Chinese Medicine is Effective for Treatment of Anxiety

Emotions from a Chinese Medical Perspective

 

By: Lynn Jaffee, Lac, Dipl. OM, MaOM

 

In Chinese medicine, stress, anxiety, depression or any strong emotion interrupts the smooth flow of energy throughout the body.  According to Chinese medical theory, energy flows through our body through a network of “roads”, almost like a highway system.  Stress, anger, or any intense emotion acts like a traffic jam, blocking the free flow of energy in the body.  For example, many people who are very stressed out complain of upper back, shoulder and neck pain.  This is because stress is causing tension in those areas, blocking the free flow of energy, causing pain, tightness, and often leading to headaches.

 

From a Western viewpoint, acupuncture works to alleviate stress by releasing natural pain-killing chemicals in the brain, called endorphins.  In addition, acupuncture improves circulation of blood throughout the body, which oxygenates the tissues and cycles out cortisol and other waste chemicals.  The calming nature of acupuncture also decreases heart rate, lowers blood pressure and relaxes the muscles.

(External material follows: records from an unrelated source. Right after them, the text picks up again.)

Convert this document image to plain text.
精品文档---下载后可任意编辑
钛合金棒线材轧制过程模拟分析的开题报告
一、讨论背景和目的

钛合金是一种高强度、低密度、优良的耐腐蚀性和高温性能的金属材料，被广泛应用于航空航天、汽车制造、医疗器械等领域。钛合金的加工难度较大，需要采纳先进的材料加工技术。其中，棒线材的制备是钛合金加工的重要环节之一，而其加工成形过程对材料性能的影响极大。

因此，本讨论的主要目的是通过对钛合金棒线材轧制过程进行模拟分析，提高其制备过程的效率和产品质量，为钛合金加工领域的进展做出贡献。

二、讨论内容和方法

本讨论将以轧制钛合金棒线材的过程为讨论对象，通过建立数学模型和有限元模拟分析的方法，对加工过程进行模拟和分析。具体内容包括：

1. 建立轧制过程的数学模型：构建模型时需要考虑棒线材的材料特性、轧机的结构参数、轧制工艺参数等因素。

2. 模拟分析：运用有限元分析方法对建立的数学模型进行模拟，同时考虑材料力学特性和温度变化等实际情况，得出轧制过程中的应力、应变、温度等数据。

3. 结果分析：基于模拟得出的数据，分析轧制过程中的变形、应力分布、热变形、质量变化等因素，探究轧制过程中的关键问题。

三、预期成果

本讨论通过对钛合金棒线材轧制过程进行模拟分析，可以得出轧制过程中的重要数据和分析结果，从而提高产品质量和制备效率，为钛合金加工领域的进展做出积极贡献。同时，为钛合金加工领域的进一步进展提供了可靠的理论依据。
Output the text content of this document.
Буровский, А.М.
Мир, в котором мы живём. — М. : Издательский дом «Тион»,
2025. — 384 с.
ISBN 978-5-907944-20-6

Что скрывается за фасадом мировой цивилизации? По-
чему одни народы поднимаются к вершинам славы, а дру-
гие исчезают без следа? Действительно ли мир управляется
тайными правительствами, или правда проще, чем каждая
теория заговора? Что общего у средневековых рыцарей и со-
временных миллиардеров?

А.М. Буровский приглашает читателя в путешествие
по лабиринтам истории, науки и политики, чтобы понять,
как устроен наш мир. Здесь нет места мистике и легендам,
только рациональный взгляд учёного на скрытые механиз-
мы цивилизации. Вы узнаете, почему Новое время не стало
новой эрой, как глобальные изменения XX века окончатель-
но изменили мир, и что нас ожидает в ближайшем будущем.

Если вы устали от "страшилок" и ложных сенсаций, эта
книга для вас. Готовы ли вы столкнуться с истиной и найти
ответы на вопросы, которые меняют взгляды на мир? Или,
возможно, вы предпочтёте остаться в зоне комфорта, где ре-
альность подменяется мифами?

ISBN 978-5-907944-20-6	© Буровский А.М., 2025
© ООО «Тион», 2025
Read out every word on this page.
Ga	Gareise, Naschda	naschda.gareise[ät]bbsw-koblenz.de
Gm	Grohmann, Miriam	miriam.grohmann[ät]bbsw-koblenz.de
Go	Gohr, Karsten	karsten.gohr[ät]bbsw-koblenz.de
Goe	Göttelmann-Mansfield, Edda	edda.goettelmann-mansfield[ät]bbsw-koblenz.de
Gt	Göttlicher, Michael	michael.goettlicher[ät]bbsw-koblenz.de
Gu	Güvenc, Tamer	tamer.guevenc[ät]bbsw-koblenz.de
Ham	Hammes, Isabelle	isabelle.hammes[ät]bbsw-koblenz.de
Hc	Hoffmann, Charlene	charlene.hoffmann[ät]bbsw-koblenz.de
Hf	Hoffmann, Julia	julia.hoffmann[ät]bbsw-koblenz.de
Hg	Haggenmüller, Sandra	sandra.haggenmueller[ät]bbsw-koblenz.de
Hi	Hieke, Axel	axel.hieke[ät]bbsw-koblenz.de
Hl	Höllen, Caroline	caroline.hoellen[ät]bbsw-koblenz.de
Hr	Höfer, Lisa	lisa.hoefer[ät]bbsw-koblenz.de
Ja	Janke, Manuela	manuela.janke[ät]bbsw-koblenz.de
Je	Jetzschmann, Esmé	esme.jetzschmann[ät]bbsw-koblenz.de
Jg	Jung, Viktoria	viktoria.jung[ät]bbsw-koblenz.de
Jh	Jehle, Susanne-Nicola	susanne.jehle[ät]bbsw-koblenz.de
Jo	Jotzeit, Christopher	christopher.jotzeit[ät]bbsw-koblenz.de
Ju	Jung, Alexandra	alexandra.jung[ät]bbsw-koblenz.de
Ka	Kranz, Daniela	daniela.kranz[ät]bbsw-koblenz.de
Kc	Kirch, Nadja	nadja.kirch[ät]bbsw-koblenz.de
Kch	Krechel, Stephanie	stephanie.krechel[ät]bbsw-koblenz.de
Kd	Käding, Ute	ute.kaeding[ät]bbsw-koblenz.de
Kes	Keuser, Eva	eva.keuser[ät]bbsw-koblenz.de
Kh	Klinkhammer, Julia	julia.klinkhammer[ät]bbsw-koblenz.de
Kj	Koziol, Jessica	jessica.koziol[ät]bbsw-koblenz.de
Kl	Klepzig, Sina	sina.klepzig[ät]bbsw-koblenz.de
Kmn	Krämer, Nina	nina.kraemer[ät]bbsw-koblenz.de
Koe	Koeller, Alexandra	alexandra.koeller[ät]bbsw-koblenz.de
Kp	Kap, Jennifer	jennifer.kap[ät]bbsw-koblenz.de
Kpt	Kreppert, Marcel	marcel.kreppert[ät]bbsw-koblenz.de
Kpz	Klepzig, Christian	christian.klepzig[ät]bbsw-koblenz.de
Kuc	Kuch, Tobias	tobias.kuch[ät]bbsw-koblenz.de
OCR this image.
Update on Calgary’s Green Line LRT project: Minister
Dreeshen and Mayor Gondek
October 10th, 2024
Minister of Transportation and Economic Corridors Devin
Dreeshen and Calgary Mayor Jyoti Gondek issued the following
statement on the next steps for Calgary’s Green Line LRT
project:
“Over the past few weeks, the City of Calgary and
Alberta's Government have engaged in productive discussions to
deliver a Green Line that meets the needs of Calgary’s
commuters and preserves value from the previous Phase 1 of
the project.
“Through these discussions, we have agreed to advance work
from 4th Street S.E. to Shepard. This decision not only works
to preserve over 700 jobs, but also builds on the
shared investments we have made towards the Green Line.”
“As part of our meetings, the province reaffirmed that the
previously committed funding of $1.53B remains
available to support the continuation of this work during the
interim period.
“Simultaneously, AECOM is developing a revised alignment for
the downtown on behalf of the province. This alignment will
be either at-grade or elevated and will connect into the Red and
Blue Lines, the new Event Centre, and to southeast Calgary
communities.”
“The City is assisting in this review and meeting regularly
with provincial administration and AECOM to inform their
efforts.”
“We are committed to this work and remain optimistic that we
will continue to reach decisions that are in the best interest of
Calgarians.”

Studies of Acupuncture for Depression

 

Since the early nineties, studies around the globe have suggested that treating depression with acupuncture has a positive and holistic effect on depressed patients, particularly when used in combination with psychotherapy and herbal treatments.

 

Psychologist John Allen, from the University of Arizona in Tucson, and Acupuncturist Rosa Schnyer, conducted the very first pilot controlled study on treating depression symptoms with acupuncture in the Western scientific world. In a double blind randomized study, 34 depressed female patients who met the DSM-IV diagnostic criteria were assigned to one of three treatment groups for eight weeks.

 

The first group received acupuncture treatment specifically tailored to their depression symptoms. The second group received a general acupuncture treatment not specific to depression, and the third group was placed on a waiting list for acupuncture treatment, but received no treatment. The study found that those in the tailored acupuncture treatment experienced a significant reduction in symptoms, compared to those in the non-specific treatment. Moreover, over 50% of the participants no longer met the DSM-IV diagnostic criteria for depression after the study.